Just what market harm is at stake? Blackmun suggests that writers and producers may lose some of their constitutionally-sanctioned incentive to create if VCR use goes unfettered. But the concerns over reproduction of the tapes center largely around fears of top producers--how many people outside of lowa would bother to tape the morning farm report on the local news? Given the multimillion that many of these top producers make, it can hardly be that Larry Hagman of al. will ditch Dallas because some people might pass over the commercials or skip the rerun syndication because the tapes are already in their library.

WHATEVER THE rhetoric, whatever the legal "reasoning," the producers never had much of a chance in court and most of them knew that. In fact, many were even surprised at the closeness of the decision and the lengthy Blackmun dissent which out-paged the majority opinion.

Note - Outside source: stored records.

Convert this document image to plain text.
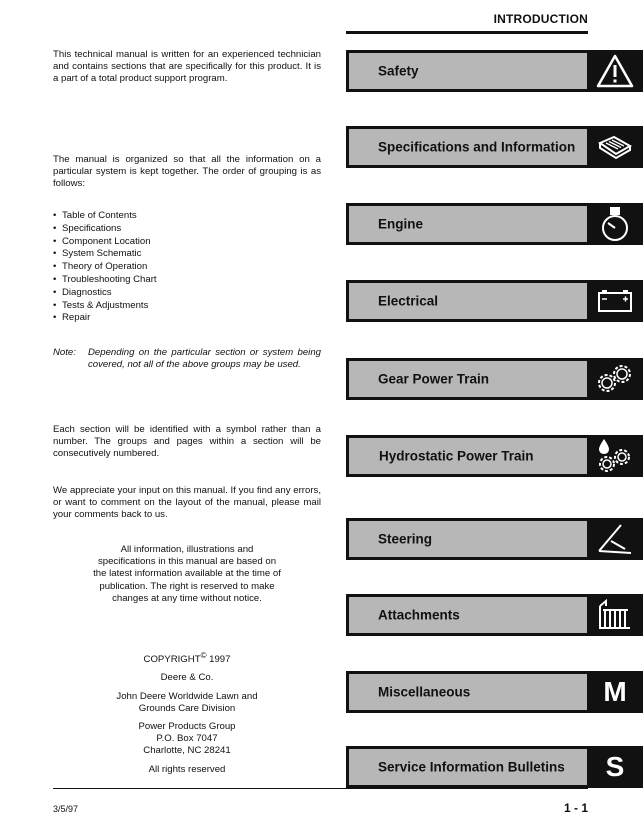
INTRODUCTION

This technical manual is written for an experienced technician and contains sections that are specifically for this product. It is a part of a total product support program.

The manual is organized so that all the information on a particular system is kept together. The order of grouping is as follows:

• Table of Contents
• Specifications
• Component Location
• System Schematic
• Theory of Operation
• Troubleshooting Chart
• Diagnostics
• Tests & Adjustments
• Repair
Note: Depending on the particular section or system being covered, not all of the above groups may be used.

Each section will be identified with a symbol rather than a number. The groups and pages within a section will be consecutively numbered.

We appreciate your input on this manual. If you find any errors, or want to comment on the layout of the manual, please mail your comments back to us.

All information, illustrations and

specifications in this manual are based on

the latest information available at the time of

publication. The right is reserved to make

changes at any time without notice.

COPYRIGHT© 1997

Deere & Co.

John Deere Worldwide Lawn and

Grounds Care Division

Power Products Group

P.O. Box 7047

Charlotte, NC 28241

All rights reserved

Safety
Specifications and Information
Engine
Electrical
Gear Power Train
Hydrostatic Power Train
Steering
Attachments
Miscellaneous	M
Service Information Bulletins S
3/5/97	1 - 1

"The decision," said Asner, "throws it into the lap of Congress to create a small tax on blank tapes and machines." From this tax, which Vallenti now suggests be $25 a machine and 25 cents a tape--enough to produce some $57 million in 1982--would come the compensation to the studios for the losses they have incurred. Already, Senator Charles Mathias (D-Md.), chairman of the Senate Judiciary Subcommittee on Patents and Copyrights, has introduced such legislation in Congress. On the Hill, the producers face a tough fight as their lobbyists compete with the claims of the millions of voting Betamax owners spread across the Congressional districts.

But by citing their practical losses, the producers may have a good chance--as long as they leave their flimsy legal arguments in the records of the Supreme Court.